Oh, did I mention that he has yet to sign a contract? He has as much money to his name as most students graduating college these days (right around zero), yet instead of hitting up the nearest club and "enjoying himself," Rolle opted to give back, an idea becoming far too foreign.
Sure, he is guaranteed to make that and a whole lot more just from his signing bonus — last year's 207th overall pick, New England Patriot Myron Pryor, was given a four-year, $1.8 million contract plus a $79,000 signing bonus. In other words, Rolle will be just fine financially.
But that's not the point.
The point is that, for once, a professional athlete is making headlines (albeit ones in small print) for the good he has done and not for a scandal.
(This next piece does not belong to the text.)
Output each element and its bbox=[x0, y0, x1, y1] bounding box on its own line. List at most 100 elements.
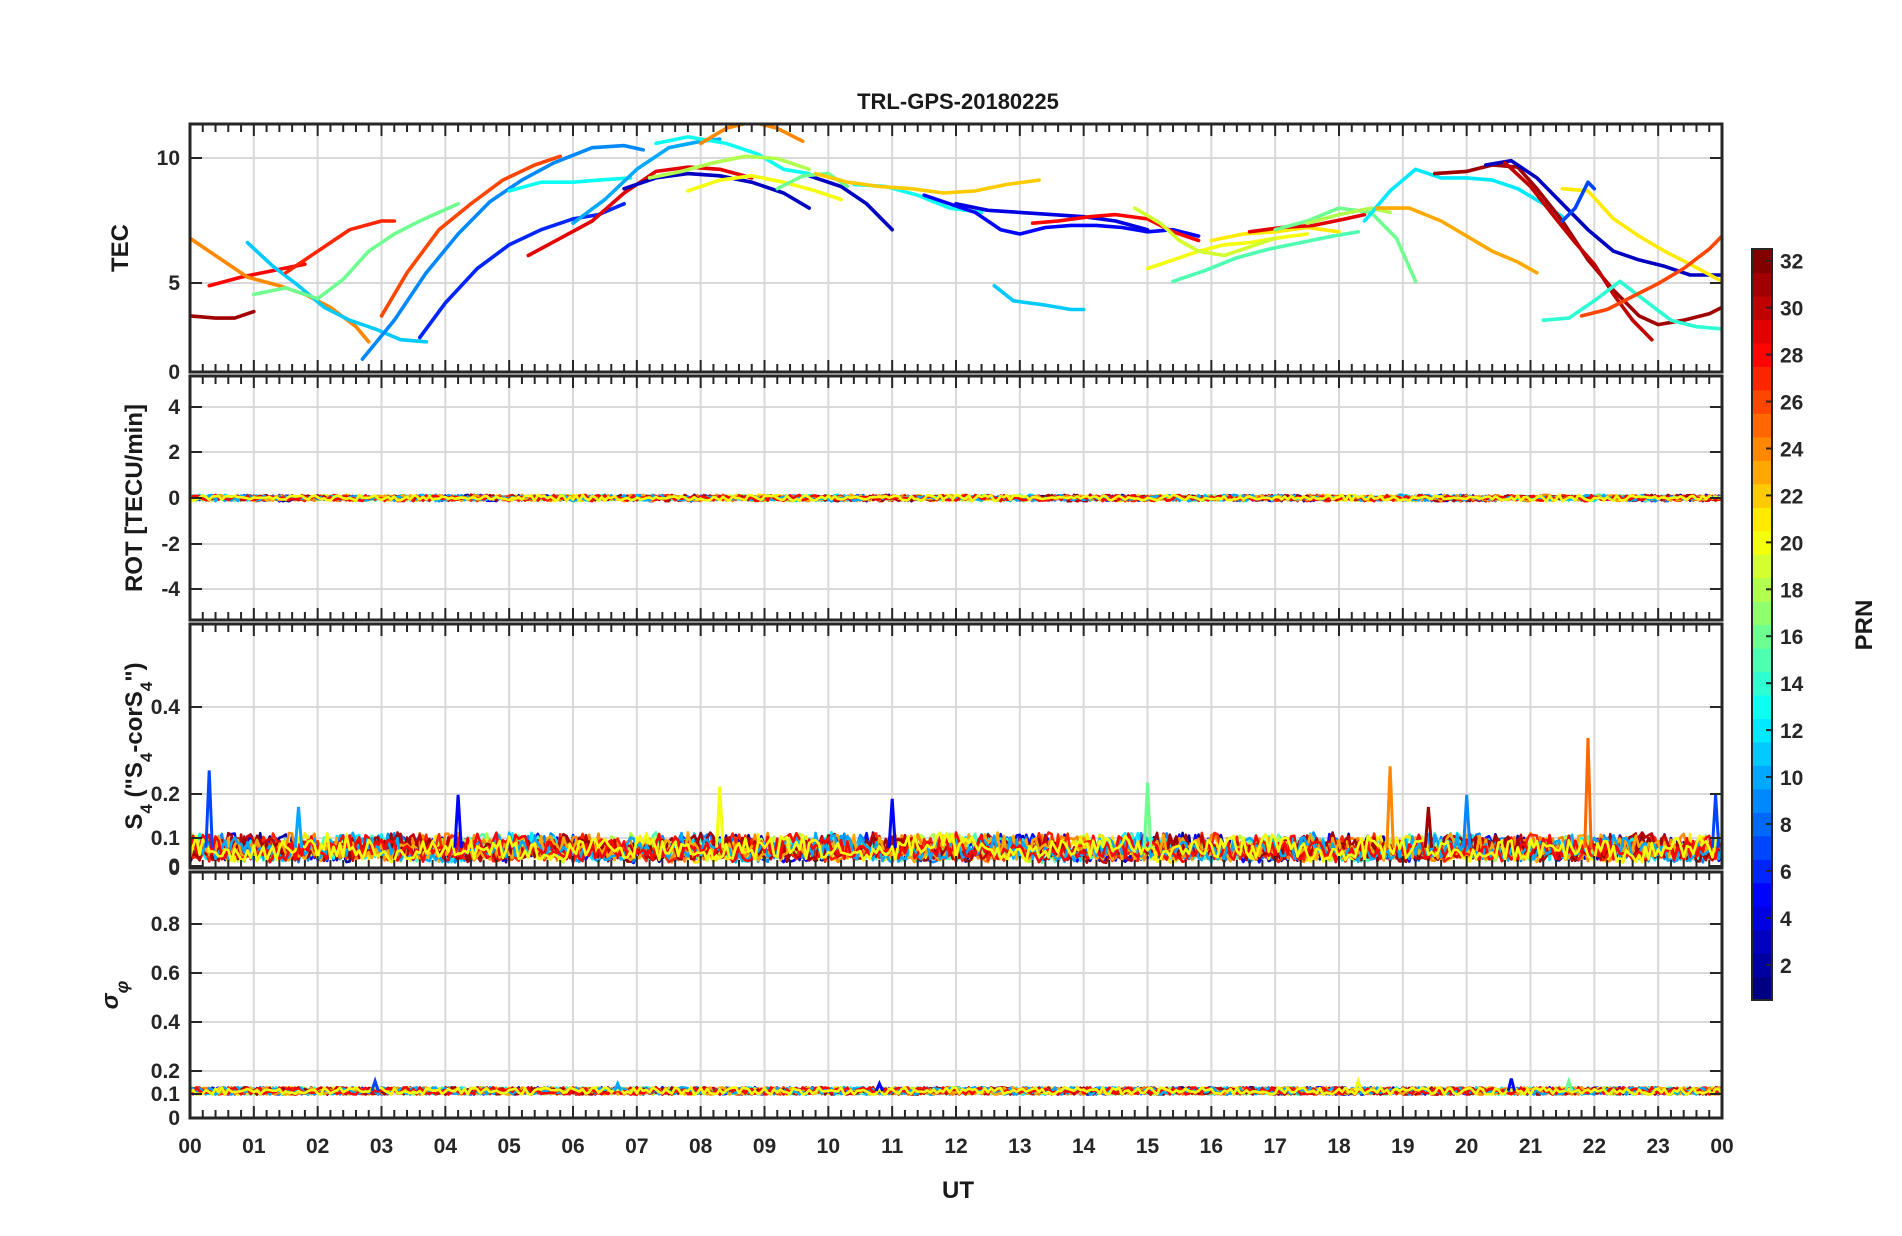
peak-mark bbox=[370, 1076, 380, 1092]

The point is that Rolle could have sat fat and happy in Nashville, spending money he didn't have on a Range Rover and a suave apartment, but didn't. The point is that he was aware of his surroundings, of what was happening to others not named Myron Rolle, and acted admirably.
The point is that in a time of year when football fans are used to hearing about their heroes involved in drugs, sex, and violence, Myron Rolle finally gave us someone to really cheer for.